Waxhaw man trains dogs to help disabled children
As the saying goes, dog is man’s best friend. If that’s the case, Waxhaw’s Charlie Petrizzo is helping dogs realize their full potential as a buddy.
Working from his home, and with the help of his wife, Sandy, and daughters, Melissa and Kristen, Petrizzo gets to spend every day doing what he loves: playing with dogs. Though playing might not be the best way to describe it. Petrizzo, who gave up a life in the fast lane of business and finance, now trains Labrador puppies in hopes of preparing them to be service dogs to children in need.
“All the money in the world isn’t enough to buy the gratitude that I receive from the people I help,” Petrizzo said. “I am driven by doing good for others in hopes that they will pay it forward.”
Growing up on a horse farm, Petrizzo has always been an animal lover; but after facing two serious injuries that left him severely burned and partially paralyzed, he knows firsthand what it is like to face both physical and emotional pain. He remembers how significant his own relationship with his childhood dog was to him, and how he was able to overcome his difficulties with the amity of his lovable friend.
“I know from my own personal experiences how dogs can help psychologically,” he recalled. “It is scientifically proven that petting a dog can make a person’s heart rate and blood pressure go down; this along with constant companionship is one of the many ways that a dog can have positive effects on a child, and I want to share that with others.”
With that in mind, the Petrizzos started work on “Project to Heal,” a nonprofit aimed at breading and training Labradors to donate to children with special needs.
Conquering his own personal obstacles helped him to realize his passion for contributing to others who may also be going through difficult times. In 2004, Petrizzo began online schooling to learn animal behavior and K9 development, and continued learning until he knew everything he needed to know to successfully run his own project.
Using several acres of land he owns in Waxhaw, Petrizzo starts a puppy’s training at two days old, continuing until they are top service dogs. He not only gives to children with mental disabilities, but also children who are at risk or who have been abused. Petrizzo feels that having a dog in your life can help in many different ways, and wants to be able to reach out to any child or family who could benefit from the joys that his labs have to offer.
No two children are exactly alike, Petrizzo says, so he takes deep thought and consideration when matching a child with a dog that is compatible to their needs. He first assesses the characteristics of the child’s disability and then matches their personality with the dogs.
“At the end of the day, your dog is a constant companion,” said Petrizzo, who finds the most gratifying part of his work in the responses he gets from his recipients. He’s grateful to receive all the calls and letters from parents who have noticed vast improvements in their children.
These dogs may not only affect the child, but the entire family.
“Every dog I donate to a family has its own reward, and that reward is the outcome after placing a child with their new friend,” Petrizzo said.
But, his vision for Project to Heal is not complete.

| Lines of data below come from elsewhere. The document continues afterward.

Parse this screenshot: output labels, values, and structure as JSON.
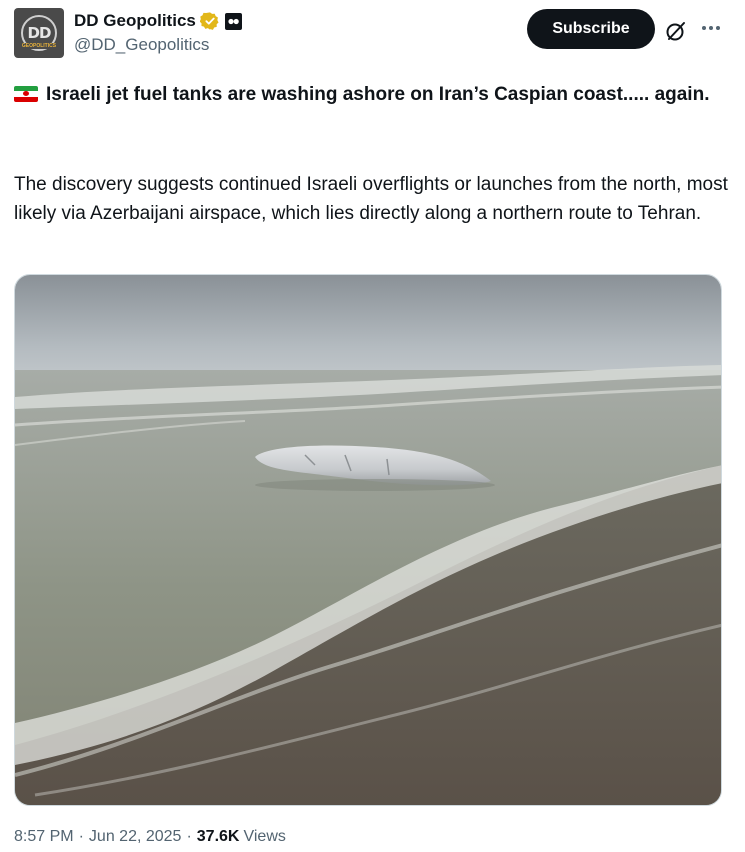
{
  "author": {
    "display_name": "DD Geopolitics",
    "handle": "@DD_Geopolitics",
    "avatar_text": "DD",
    "avatar_subtext": "GEOPOLITICS"
  },
  "actions": {
    "subscribe_label": "Subscribe"
  },
  "post": {
    "headline": "Israeli jet fuel tanks are washing ashore on Iran’s Caspian coast..... again.",
    "body": "The discovery suggests continued Israeli overflights or launches from the north, most likely via Azerbaijani airspace, which lies directly along a northern route to Tehran.",
    "flag_icon": "iran-flag-icon"
  },
  "meta": {
    "time": "8:57 PM",
    "date": "Jun 22, 2025",
    "views_count": "37.6K",
    "views_label": "Views",
    "separator": "·"
  },
  "colors": {
    "text_primary": "#0f1419",
    "text_secondary": "#536471",
    "verified_gold": "#e2b719",
    "button_bg": "#0f1419"
  }
}
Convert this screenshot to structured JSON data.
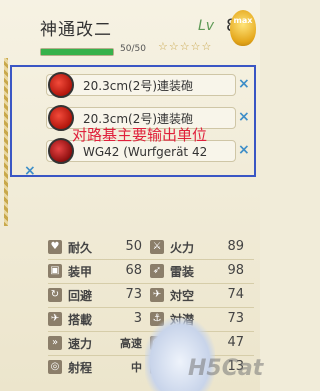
{
  "ship": {
    "name": "神通改二",
    "level_label": "Lv",
    "level": "83",
    "hp_text": "50/50",
    "hp_fraction": 1.0,
    "stars": "☆☆☆☆☆",
    "badge": "max"
  },
  "equipment": {
    "slots": [
      {
        "name": "20.3cm(2号)連装砲",
        "icon": "red-gun-icon"
      },
      {
        "name": "20.3cm(2号)連装砲",
        "icon": "red-gun-icon"
      },
      {
        "name": "WG42 (Wurfgerät 42",
        "icon": "rocket-launcher-icon"
      }
    ],
    "annotation": "对路基主要输出单位",
    "remove_symbol": "×"
  },
  "stats": [
    {
      "label": "耐久",
      "value": "50",
      "icon": "heart-icon"
    },
    {
      "label": "火力",
      "value": "89",
      "icon": "gun-icon"
    },
    {
      "label": "装甲",
      "value": "68",
      "icon": "armor-icon"
    },
    {
      "label": "雷装",
      "value": "98",
      "icon": "torpedo-icon"
    },
    {
      "label": "回避",
      "value": "73",
      "icon": "evasion-icon"
    },
    {
      "label": "対空",
      "value": "74",
      "icon": "antiair-icon"
    },
    {
      "label": "搭載",
      "value": "3",
      "icon": "plane-icon"
    },
    {
      "label": "対潜",
      "value": "73",
      "icon": "asw-icon"
    },
    {
      "label": "速力",
      "value": "高速",
      "icon": "speed-icon"
    },
    {
      "label": "索敵",
      "value": "47",
      "icon": "search-icon"
    },
    {
      "label": "射程",
      "value": "中",
      "icon": "range-icon"
    },
    {
      "label": "運",
      "value": "13",
      "icon": "luck-icon"
    }
  ],
  "watermark": "H5Cat"
}
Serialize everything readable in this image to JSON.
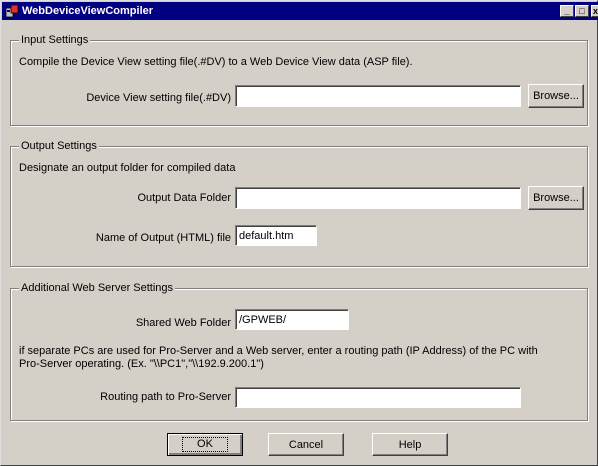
{
  "window": {
    "title": "WebDeviceViewCompiler",
    "minimize_glyph": "_",
    "maximize_glyph": "□",
    "close_glyph": "x"
  },
  "input_settings": {
    "group_label": "Input Settings",
    "description": "Compile the Device View setting file(.#DV) to a Web Device View data (ASP file).",
    "file_label": "Device View setting file(.#DV)",
    "file_value": "",
    "browse_label": "Browse..."
  },
  "output_settings": {
    "group_label": "Output Settings",
    "description": "Designate an output folder for compiled data",
    "folder_label": "Output Data Folder",
    "folder_value": "",
    "browse_label": "Browse...",
    "name_label": "Name of Output (HTML) file",
    "name_value": "default.htm"
  },
  "web_server_settings": {
    "group_label": "Additional Web Server Settings",
    "shared_label": "Shared Web Folder",
    "shared_value": "/GPWEB/",
    "note_line1": "if separate PCs are used for Pro-Server and a Web server, enter a routing path (IP Address) of the PC with",
    "note_line2": "Pro-Server operating. (Ex. \"\\\\PC1\",\"\\\\192.9.200.1\")",
    "routing_label": "Routing path to Pro-Server",
    "routing_value": ""
  },
  "buttons": {
    "ok": "OK",
    "cancel": "Cancel",
    "help": "Help"
  },
  "colors": {
    "dialog_face": "#d4d0c8",
    "title_bar": "#000080"
  }
}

Petrizzo plans on expanding his facilities and hopefully gaining more volunteers to help with the dogs. He intends to establish a stronger volunteer program and hopes to be able to reach out to more families while also continuing to travel as a motivational speaker, sharing his story and guidance with his community.
“I hope that my story will be able to touch the lives of others, and more and more people will experience the reward that I feel everyday by helping those in need.”